8.8 The Contestation of Nationalism
If society is a social construct or a myth, this is even more so in the case of nationalism. Nationalism arose in the late eighteenth century and played a central part in a legitimatory ideology by new state elites seeking new sources of legitimacy (Brown 2000:31). Anderson defines the nation as "an imagined political community - and imagined as both inherently limited and sovereign", whereas nationalism "is not the awakening of nations to self consciousness: it invents nations where they do not exist" (Anderson, 1983:15). Brown considers nationalisms as nationalist ideologies that, especially in countries with a large indigenous population such as Mexico, contain two myths which are potentially in tension with each other. These are the ethno-cultural nationalist myth of common ancestry and the civic nationalist myth of common commitment to the residential homeland (Brown 2000:34). This tension has become manifest in the discursive struggle studied in this paper. Nationalism figures as a nodal point in the articulation of two competing discourses: the hegemonic civic nationalist approach versus the counter hegemonic ethno-cultural approach. Key concepts within the dominant discourse of nationalism are: defence of sovereignty, freedom, justice, and unity (III,76-80). The civic national discourse situates sovereignty in the realm of the state. The ethno-cultural discourse claims that sovereignty resides in the people (based on article 39 of the Constitution).
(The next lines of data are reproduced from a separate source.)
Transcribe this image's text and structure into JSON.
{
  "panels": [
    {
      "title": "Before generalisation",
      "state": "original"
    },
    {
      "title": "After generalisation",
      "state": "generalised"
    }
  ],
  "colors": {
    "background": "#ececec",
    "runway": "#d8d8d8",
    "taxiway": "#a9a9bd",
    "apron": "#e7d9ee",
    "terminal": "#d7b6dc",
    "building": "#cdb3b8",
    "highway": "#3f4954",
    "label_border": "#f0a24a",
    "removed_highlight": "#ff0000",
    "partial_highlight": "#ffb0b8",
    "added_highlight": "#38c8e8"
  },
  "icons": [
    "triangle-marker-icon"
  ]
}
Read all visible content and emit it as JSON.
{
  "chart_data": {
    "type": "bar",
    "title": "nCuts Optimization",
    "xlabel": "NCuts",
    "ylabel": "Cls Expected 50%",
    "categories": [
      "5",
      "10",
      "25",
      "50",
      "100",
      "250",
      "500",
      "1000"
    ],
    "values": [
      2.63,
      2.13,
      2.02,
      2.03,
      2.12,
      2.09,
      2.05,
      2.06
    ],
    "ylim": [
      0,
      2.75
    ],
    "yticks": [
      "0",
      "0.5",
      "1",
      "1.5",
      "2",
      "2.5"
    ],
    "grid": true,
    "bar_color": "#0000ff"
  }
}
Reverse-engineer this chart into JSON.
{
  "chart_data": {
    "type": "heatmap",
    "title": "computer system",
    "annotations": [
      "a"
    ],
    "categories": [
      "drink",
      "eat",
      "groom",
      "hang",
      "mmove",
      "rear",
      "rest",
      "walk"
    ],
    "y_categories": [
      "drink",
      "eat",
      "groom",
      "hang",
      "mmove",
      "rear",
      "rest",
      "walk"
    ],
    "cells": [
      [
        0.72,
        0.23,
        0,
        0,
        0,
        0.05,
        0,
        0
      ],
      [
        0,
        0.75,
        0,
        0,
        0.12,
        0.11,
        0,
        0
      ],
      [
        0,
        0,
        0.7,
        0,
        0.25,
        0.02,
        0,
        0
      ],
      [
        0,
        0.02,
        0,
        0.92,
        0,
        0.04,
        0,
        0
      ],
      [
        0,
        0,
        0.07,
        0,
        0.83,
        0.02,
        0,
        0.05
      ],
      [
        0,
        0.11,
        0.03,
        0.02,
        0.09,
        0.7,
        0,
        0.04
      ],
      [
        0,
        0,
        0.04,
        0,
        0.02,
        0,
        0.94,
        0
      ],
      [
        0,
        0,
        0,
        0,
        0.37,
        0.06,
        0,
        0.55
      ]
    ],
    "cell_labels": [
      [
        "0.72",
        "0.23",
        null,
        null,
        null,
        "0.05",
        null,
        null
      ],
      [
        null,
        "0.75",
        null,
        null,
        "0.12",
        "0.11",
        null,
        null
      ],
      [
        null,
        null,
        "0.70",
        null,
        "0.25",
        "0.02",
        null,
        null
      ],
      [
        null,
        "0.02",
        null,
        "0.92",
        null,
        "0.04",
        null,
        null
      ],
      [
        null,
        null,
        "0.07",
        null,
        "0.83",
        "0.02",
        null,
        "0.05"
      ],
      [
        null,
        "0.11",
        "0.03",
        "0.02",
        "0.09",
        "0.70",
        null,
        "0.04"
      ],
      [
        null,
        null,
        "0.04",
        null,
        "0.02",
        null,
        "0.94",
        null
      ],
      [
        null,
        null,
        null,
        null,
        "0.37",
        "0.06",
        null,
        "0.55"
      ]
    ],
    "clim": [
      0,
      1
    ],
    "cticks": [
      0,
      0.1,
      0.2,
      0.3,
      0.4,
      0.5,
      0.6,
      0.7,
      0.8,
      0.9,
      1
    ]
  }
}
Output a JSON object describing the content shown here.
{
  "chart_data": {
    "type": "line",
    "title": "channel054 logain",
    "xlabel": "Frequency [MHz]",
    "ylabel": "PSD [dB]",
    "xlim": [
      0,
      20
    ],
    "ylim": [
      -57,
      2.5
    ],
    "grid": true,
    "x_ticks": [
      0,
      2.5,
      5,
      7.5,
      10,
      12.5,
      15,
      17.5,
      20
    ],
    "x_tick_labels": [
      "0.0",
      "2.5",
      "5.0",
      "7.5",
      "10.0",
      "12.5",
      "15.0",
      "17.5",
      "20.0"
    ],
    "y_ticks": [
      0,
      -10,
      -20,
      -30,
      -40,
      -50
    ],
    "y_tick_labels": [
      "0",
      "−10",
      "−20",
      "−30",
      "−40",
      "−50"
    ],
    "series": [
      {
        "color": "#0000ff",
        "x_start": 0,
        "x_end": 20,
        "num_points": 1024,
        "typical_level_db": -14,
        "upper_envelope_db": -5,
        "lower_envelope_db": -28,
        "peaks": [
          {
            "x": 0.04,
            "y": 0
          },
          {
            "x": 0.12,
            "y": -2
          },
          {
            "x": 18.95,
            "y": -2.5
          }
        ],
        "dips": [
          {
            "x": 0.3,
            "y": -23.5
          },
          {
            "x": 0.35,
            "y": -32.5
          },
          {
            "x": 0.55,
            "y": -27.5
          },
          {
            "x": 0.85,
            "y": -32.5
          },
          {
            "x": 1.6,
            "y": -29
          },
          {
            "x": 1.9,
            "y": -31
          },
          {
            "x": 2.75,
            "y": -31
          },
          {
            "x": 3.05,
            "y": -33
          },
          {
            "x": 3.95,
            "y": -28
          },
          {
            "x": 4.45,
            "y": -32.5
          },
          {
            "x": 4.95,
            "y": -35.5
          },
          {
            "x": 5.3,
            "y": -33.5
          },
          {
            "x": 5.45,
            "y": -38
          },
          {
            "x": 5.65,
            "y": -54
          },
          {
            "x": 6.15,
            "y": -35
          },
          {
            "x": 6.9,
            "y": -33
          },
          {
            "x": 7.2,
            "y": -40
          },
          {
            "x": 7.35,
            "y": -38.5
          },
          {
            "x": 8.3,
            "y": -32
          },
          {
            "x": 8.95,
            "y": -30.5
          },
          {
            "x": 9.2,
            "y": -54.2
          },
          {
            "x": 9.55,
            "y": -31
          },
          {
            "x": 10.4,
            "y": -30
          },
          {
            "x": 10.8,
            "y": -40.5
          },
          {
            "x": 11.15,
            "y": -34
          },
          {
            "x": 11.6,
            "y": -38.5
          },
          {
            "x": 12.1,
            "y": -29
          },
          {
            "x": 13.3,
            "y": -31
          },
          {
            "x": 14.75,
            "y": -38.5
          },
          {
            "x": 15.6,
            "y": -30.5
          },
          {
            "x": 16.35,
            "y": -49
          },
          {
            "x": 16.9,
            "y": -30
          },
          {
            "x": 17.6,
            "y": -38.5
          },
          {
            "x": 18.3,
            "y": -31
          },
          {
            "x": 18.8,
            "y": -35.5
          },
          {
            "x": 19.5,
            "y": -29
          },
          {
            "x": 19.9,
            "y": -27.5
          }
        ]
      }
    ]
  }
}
Central to this struggle on nationalism is the issue of equality present in the dominant discourse. The EZLN reveals a significant paradox in the dominant discourse: the inclusive discourse presents a myth of unification, which makes it implicitly exclusive in the sense that it suppresses cultural difference and serves the needs of the dominant elite.
In the Fourth Declaration they dissolve the unification constructed by the government again in a different way: they mention the
different indigenous groups and absorb these in their own discourse. The struggle of the EZLN will lead to a pluralist nationalism
in which there is place for "many Mexico's".